Mind the Language Gap in Digital Humanities: LLM-Aided Translation of SKOS Thesauri
This addresses the need for more inclusive and multilingual research infrastructures in Digital Humanities, though it is incremental as it builds on existing translation and LLM methods.
The paper tackles the problem of language diversity limiting access and interoperability of SKOS thesauri in Digital Humanities by introducing WOKIE, a pipeline for automated translation that combines external services with LLM refinement, showing it enhances accessibility and improves ontology matching performance across 15 languages.
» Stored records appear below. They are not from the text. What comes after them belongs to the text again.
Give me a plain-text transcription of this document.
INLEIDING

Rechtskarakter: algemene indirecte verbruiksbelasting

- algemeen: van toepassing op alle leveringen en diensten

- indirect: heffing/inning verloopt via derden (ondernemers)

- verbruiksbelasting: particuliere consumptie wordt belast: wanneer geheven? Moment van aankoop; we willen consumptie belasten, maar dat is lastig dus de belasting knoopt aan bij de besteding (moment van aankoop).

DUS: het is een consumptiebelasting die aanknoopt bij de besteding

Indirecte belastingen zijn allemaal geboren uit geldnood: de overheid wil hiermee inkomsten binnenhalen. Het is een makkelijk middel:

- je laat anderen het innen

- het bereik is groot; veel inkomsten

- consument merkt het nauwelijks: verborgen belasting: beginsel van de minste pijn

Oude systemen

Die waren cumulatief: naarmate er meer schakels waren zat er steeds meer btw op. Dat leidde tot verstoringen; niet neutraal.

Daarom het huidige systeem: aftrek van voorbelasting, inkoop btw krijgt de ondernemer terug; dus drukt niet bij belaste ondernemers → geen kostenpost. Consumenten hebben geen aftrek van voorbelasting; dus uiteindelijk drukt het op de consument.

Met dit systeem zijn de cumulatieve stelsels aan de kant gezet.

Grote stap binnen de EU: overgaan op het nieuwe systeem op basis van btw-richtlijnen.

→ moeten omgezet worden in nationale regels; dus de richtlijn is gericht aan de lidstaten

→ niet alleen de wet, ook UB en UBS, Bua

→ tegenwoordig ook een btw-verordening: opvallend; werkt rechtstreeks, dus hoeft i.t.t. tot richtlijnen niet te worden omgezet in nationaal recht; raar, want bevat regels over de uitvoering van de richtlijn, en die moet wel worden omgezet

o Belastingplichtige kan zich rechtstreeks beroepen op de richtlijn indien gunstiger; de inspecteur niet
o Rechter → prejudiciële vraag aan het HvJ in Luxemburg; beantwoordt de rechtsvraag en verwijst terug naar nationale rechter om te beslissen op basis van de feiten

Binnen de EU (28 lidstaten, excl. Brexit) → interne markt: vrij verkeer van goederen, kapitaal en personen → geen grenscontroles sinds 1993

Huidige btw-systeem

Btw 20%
We introduce WOKIE, an open-source, modular, and ready-to-use pipeline for the automated translation of SKOS thesauri. This work addresses a critical need in the Digital Humanities (DH), where language diversity can limit access, reuse, and semantic interoperability of knowledge resources. WOKIE combines external translation services with targeted refinement using Large Language Models (LLMs), balancing translation quality, scalability, and cost. Designed to run on everyday hardware and be easily extended, the application requires no prior expertise in machine translation or LLMs. We evaluate WOKIE across several DH thesauri in 15 languages with different parameters, translation services and LLMs, systematically analysing translation quality, performance, and ontology matching improvements. Our results show that WOKIE is suitable to enhance the accessibility, reuse, and cross-lingual interoperability of thesauri by hurdle-free automated translation and improved ontology matching performance, supporting more inclusive and multilingual research infrastructures.